Christmas is not a time to go on a diet I love to bake at Christmas and this year I really did quite a bit
My mom was always a great Christmas baker There were always Christmas cookies but more than that I loved her pies
Very early on she relegated the job of the Christmas pudding to me and I became quite adept at it, however, what I've missed most since leaving home is my parents mincemeat
We're not talking the kind in a jar but a serious mincemeat that took a long time to cook and was put into the basement cold room for months
I've tasted a lot of mincemeats (warily I might add because of the meat content and I am picky about meat) but NONE can match her recipe
My father was a hunter and they always put deer meat and suet in their recipe I am not a big fan of game meat but it did make a huge difference in the mincemeat a lot of people put in beef, but really it is not the same
I have thought for many years that I would try it but didn't think that I was up for the task or commitment and even if I found deer meat (which surprisingly is fairly easy) I didn't think that I wanted to use it
Then a while ago I picked up the Christmas baking issue of Cooks Illustrated magazine and there was a "no fail" mincemeat recipe using no meat For some reason this recipe stuck with me and I said that I was going to try it I went out and bought all the ingrediants and planned on making it closer to Christmas We were having friends over for Christmas dinner so I figured no time like the present to try out the recipe (while making a cherry pie as backup just in case)
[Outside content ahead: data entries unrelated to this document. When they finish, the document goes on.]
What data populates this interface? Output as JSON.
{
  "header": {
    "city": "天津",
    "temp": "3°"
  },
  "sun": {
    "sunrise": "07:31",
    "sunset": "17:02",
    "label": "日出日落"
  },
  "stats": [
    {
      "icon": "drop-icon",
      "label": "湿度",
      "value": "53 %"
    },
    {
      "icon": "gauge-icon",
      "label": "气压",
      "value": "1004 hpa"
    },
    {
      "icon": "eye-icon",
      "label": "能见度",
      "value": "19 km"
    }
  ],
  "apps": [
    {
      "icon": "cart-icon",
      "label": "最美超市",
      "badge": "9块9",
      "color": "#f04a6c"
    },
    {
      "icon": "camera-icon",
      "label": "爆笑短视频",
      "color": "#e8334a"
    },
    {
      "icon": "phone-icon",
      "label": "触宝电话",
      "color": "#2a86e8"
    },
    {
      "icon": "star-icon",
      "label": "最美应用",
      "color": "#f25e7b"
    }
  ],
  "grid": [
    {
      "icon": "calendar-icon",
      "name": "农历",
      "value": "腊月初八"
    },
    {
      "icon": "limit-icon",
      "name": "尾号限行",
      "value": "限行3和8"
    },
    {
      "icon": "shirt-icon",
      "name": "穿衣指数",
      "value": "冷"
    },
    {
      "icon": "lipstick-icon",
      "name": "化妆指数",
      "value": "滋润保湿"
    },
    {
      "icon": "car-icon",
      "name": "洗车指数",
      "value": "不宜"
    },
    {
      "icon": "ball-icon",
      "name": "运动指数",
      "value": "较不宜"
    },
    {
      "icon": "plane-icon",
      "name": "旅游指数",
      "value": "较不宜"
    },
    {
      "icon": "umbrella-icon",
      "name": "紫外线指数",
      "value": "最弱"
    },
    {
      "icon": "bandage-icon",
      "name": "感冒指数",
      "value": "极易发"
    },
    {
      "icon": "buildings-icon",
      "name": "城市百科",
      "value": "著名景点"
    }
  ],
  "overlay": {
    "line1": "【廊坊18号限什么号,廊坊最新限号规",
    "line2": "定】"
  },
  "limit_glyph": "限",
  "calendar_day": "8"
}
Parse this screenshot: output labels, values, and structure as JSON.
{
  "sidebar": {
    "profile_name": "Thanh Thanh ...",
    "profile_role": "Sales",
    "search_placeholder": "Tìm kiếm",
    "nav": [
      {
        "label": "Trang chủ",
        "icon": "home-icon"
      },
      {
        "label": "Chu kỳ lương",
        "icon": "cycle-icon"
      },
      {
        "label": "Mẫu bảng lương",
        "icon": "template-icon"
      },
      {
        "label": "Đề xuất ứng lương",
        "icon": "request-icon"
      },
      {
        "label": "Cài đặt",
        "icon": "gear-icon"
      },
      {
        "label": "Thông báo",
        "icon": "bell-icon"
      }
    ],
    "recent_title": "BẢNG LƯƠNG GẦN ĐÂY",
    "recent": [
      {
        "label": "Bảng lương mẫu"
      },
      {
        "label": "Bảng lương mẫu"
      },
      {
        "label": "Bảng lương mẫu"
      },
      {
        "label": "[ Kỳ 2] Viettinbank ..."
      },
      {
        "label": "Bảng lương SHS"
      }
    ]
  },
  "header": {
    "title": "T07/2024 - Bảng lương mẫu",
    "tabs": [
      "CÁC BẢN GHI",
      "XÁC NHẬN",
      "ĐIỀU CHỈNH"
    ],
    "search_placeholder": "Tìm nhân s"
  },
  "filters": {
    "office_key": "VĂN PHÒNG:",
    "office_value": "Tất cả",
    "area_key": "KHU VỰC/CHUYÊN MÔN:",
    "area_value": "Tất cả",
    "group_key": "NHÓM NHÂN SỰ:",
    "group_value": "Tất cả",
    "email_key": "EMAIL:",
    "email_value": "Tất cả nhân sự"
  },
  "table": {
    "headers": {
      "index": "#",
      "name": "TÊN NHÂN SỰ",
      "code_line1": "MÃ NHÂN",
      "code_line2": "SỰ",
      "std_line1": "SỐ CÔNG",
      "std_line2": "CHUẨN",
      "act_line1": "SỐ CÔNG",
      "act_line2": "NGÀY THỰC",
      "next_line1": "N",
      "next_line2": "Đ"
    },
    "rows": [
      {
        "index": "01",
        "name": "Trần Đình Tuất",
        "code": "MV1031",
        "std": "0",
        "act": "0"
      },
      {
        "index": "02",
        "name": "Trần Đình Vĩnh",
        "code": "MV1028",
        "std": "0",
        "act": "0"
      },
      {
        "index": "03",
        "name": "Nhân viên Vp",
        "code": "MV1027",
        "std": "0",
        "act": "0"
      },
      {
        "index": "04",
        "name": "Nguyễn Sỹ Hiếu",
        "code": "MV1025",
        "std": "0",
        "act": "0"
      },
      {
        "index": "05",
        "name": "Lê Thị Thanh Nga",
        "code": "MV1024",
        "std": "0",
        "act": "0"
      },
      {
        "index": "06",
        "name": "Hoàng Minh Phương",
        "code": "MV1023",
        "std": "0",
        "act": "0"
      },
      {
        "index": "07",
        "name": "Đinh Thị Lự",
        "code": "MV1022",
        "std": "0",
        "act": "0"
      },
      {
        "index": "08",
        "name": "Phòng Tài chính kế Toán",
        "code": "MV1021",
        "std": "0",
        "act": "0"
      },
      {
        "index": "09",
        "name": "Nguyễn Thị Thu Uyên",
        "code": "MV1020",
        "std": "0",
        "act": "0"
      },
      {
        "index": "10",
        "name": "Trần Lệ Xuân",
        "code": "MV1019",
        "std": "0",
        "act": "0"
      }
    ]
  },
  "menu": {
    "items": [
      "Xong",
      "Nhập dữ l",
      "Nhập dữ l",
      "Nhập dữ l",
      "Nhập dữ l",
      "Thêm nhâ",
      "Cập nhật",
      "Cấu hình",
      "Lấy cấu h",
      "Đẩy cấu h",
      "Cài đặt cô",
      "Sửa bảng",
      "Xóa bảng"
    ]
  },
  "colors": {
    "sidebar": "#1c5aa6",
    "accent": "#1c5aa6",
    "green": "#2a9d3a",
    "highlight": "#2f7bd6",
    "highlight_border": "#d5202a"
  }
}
Turns out that there are not a lot of mincemeat lovers out there (no surprise) but I LOVED this recipe and I have to say that it tastes quite close to my parents recipe It is quite easy to make (although in total takes about 4 hours)
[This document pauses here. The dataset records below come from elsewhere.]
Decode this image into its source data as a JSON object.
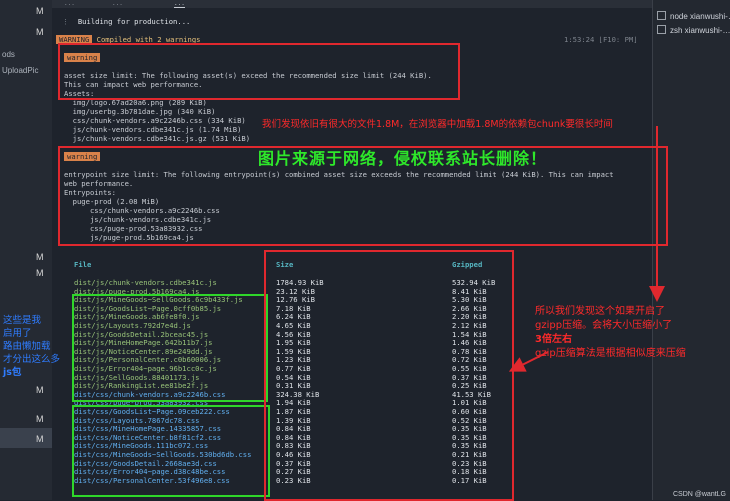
{
  "tabs": [
    "...",
    "...",
    "..."
  ],
  "sidebar": {
    "labels": [
      "ods",
      "UploadPic"
    ],
    "markers": [
      "M",
      "M",
      "M",
      "M",
      "M",
      "M",
      "M"
    ]
  },
  "right_panel": {
    "items": [
      "node  xianwushi-…",
      "zsh  xianwushi-…"
    ]
  },
  "terminal": {
    "building": "Building for production...",
    "compiled_badge": "WARNING",
    "compiled_text": " Compiled with 2 warnings",
    "time": "1:53:24 ⌊F10: PM⌋",
    "warn1_badge": "warning",
    "warn1_line1": "asset size limit: The following asset(s) exceed the recommended size limit (244 KiB).",
    "warn1_line2": "This can impact web performance.",
    "assets_header": "Assets:",
    "assets": [
      "  img/logo.67ad20a6.png (289 KiB)",
      "  img/userbg.3b781dae.jpg (340 KiB)",
      "  css/chunk-vendors.a9c2246b.css (334 KiB)",
      "  js/chunk-vendors.cdbe341c.js (1.74 MiB)",
      "  js/chunk-vendors.cdbe341c.js.gz (531 KiB)"
    ],
    "warn2_badge": "warning",
    "warn2_line1": "entrypoint size limit: The following entrypoint(s) combined asset size exceeds the recommended limit (244 KiB). This can impact",
    "warn2_line2": "web performance.",
    "entrypoints_header": "Entrypoints:",
    "entrypoints": [
      "  puge-prod (2.08 MiB)",
      "      css/chunk-vendors.a9c2246b.css",
      "      js/chunk-vendors.cdbe341c.js",
      "      css/puge-prod.53a83932.css",
      "      js/puge-prod.5b169ca4.js"
    ],
    "table": {
      "headers": {
        "file": "File",
        "size": "Size",
        "gzipped": "Gzipped"
      },
      "rows": [
        {
          "file": "dist/js/chunk-vendors.cdbe341c.js",
          "size": "1784.93 KiB",
          "gz": "532.94 KiB",
          "kind": "js"
        },
        {
          "file": "dist/js/puge-prod.5b169ca4.js",
          "size": "23.12 KiB",
          "gz": "8.41 KiB",
          "kind": "js"
        },
        {
          "file": "dist/js/MineGoods~SellGoods.6c9b433f.js",
          "size": "12.76 KiB",
          "gz": "5.30 KiB",
          "kind": "js"
        },
        {
          "file": "dist/js/GoodsList~Page.0cff0b85.js",
          "size": "7.18 KiB",
          "gz": "2.66 KiB",
          "kind": "js"
        },
        {
          "file": "dist/js/MineGoods.ab6fe8f0.js",
          "size": "6.24 KiB",
          "gz": "2.20 KiB",
          "kind": "js"
        },
        {
          "file": "dist/js/Layouts.792d7e4d.js",
          "size": "4.65 KiB",
          "gz": "2.12 KiB",
          "kind": "js"
        },
        {
          "file": "dist/js/GoodsDetail.2bceac45.js",
          "size": "4.56 KiB",
          "gz": "1.54 KiB",
          "kind": "js"
        },
        {
          "file": "dist/js/MineHomePage.642b11b7.js",
          "size": "1.95 KiB",
          "gz": "1.46 KiB",
          "kind": "js"
        },
        {
          "file": "dist/js/NoticeCenter.89e249dd.js",
          "size": "1.59 KiB",
          "gz": "0.78 KiB",
          "kind": "js"
        },
        {
          "file": "dist/js/PersonalCenter.c0b60006.js",
          "size": "1.23 KiB",
          "gz": "0.72 KiB",
          "kind": "js"
        },
        {
          "file": "dist/js/Error404~page.96b1cc0c.js",
          "size": "0.77 KiB",
          "gz": "0.55 KiB",
          "kind": "js"
        },
        {
          "file": "dist/js/SellGoods.88401173.js",
          "size": "0.54 KiB",
          "gz": "0.37 KiB",
          "kind": "js"
        },
        {
          "file": "dist/js/RankingList.ee81be2f.js",
          "size": "0.31 KiB",
          "gz": "0.25 KiB",
          "kind": "js"
        },
        {
          "file": "dist/css/chunk-vendors.a9c2246b.css",
          "size": "324.38 KiB",
          "gz": "41.53 KiB",
          "kind": "css"
        },
        {
          "file": "dist/css/puge-prod.53a83932.css",
          "size": "1.94 KiB",
          "gz": "1.01 KiB",
          "kind": "css"
        },
        {
          "file": "dist/css/GoodsList~Page.09ceb222.css",
          "size": "1.87 KiB",
          "gz": "0.60 KiB",
          "kind": "css"
        },
        {
          "file": "dist/css/Layouts.7867dc78.css",
          "size": "1.39 KiB",
          "gz": "0.52 KiB",
          "kind": "css"
        },
        {
          "file": "dist/css/MineHomePage.14335857.css",
          "size": "0.84 KiB",
          "gz": "0.35 KiB",
          "kind": "css"
        },
        {
          "file": "dist/css/NoticeCenter.b8f81cf2.css",
          "size": "0.84 KiB",
          "gz": "0.35 KiB",
          "kind": "css"
        },
        {
          "file": "dist/css/MineGoods.111bc072.css",
          "size": "0.83 KiB",
          "gz": "0.35 KiB",
          "kind": "css"
        },
        {
          "file": "dist/css/MineGoods~SellGoods.530bd6db.css",
          "size": "0.46 KiB",
          "gz": "0.21 KiB",
          "kind": "css"
        },
        {
          "file": "dist/css/GoodsDetail.2668ae3d.css",
          "size": "0.37 KiB",
          "gz": "0.23 KiB",
          "kind": "css"
        },
        {
          "file": "dist/css/Error404~page.d38c48be.css",
          "size": "0.27 KiB",
          "gz": "0.18 KiB",
          "kind": "css"
        },
        {
          "file": "dist/css/PersonalCenter.53f496e8.css",
          "size": "0.23 KiB",
          "gz": "0.17 KiB",
          "kind": "css"
        }
      ]
    }
  },
  "annotations": {
    "red_top": "我们发现依旧有很大的文件1.8M，在浏览器中加载1.8M的依赖包chunk要很长时间",
    "watermark": "图片来源于网络，侵权联系站长删除！",
    "blue_left": [
      "这些是我",
      "启用了",
      "路由懒加载",
      "才分出这么多",
      "js包"
    ],
    "right_lines": [
      "所以我们发现这个如果开启了",
      "gzipp压缩。会将大小压缩小了",
      "3倍左右",
      "gzip压缩算法是根据相似度来压缩"
    ]
  },
  "footer": "CSDN @wantLG",
  "colors": {
    "red": "#e0282e",
    "green": "#2fd62a",
    "blue": "#2f7cff",
    "badge": "#d9824a"
  }
}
I've printed out the recipe below. If you try it let me know how it turns Note: that the pie crust they use contains vodka but I've used Martha's Stewart's pie crust recipe (always use it and my pie crust always turns out great) I see no reason to put vodka in your pie crust I also used brandy in this recipe which my mother never did
Modern Mincemeat Pie 3 large Granny Smith apples, peeled,cored and cut into 1/4 inch dice 3 large McIntosh apples, peeled,cored and cut into 1/4 inch dice 1 c golden raisins 1 c currents 3/4 c packed dark brown sugar 1 stick (8 tbsp) unsalted butter 1/4 c diced candied orange peel (optional) Grated zest and juice from 1 orange Grated zest and juice from 1 lemon 1 tsp ground cinnamon 1/2 tsp ground allspice 1/2 tsp ground ginger 1/4 tso ground cloves 1/4 tsp salt 1 1/2 c apple cider, plus more as needed 1/3 c rum or brandy
Place all the ingrediants except for 1/2 c cider and the rum in a large, heavy saucepan and set over medium-low heat. Bring to a boil and simmer gently, stirring occasionally to prevent scorching, until mixture thickens and darkens in color, about 3 hours, adding more cider as necessary to prevent scorching.
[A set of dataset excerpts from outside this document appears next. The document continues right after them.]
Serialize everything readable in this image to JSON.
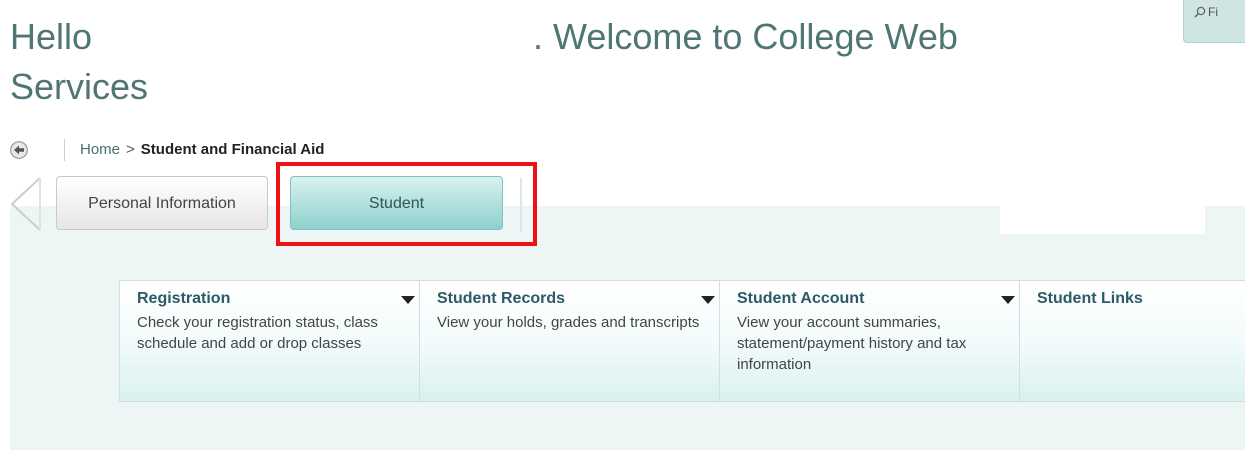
{
  "header": {
    "hello": "Hello",
    "welcome": ". Welcome to College Web",
    "services": "Services",
    "search_label": "Fi"
  },
  "breadcrumb": {
    "home": "Home",
    "separator": ">",
    "current": "Student and Financial Aid"
  },
  "tabs": [
    {
      "label": "Personal Information",
      "selected": false
    },
    {
      "label": "Student",
      "selected": true
    }
  ],
  "cards": [
    {
      "title": "Registration",
      "description": "Check your registration status, class schedule and add or drop classes",
      "has_menu": true
    },
    {
      "title": "Student Records",
      "description": "View your holds, grades and transcripts",
      "has_menu": true
    },
    {
      "title": "Student Account",
      "description": "View your account summaries, statement/payment history and tax information",
      "has_menu": true
    },
    {
      "title": "Student Links",
      "description": "",
      "has_menu": false
    }
  ],
  "colors": {
    "accent": "#4f7574",
    "selected_tab": "#8fd0cd",
    "highlight": "#ee1111",
    "panel_bg": "#eef5f5"
  }
}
Continue cooking,stirring mixture every minute or two,until it has a jamlike consistency, about 20 minutes. Stir in remaining cider and rumand cook until liquid in pan is thick and syrupy, about 10 minutes; cool mixture. (At this point the mincemeat can be refridgerated for several days). To assemble and bake the pie: Adjust oven rack to middle of oven and heat to 400 degrees. Roll out pie dough. Put filling in pie dough and cover with second piece of pie dough (as normal pie construction instructions) Cut 3 or 4 slits in top of pie for air to escape. If dough is very soft put in freezer for 10 minutes ebefore cooking. Bake until crust is light golden brown, 25 minutes.Rotate pie and reduce oven temperature to 350 degrees; continue to bake until juices bubble and crust is deep golden brown, about 35 minutes. Transfer pie to rack and cook to room temperature before serving.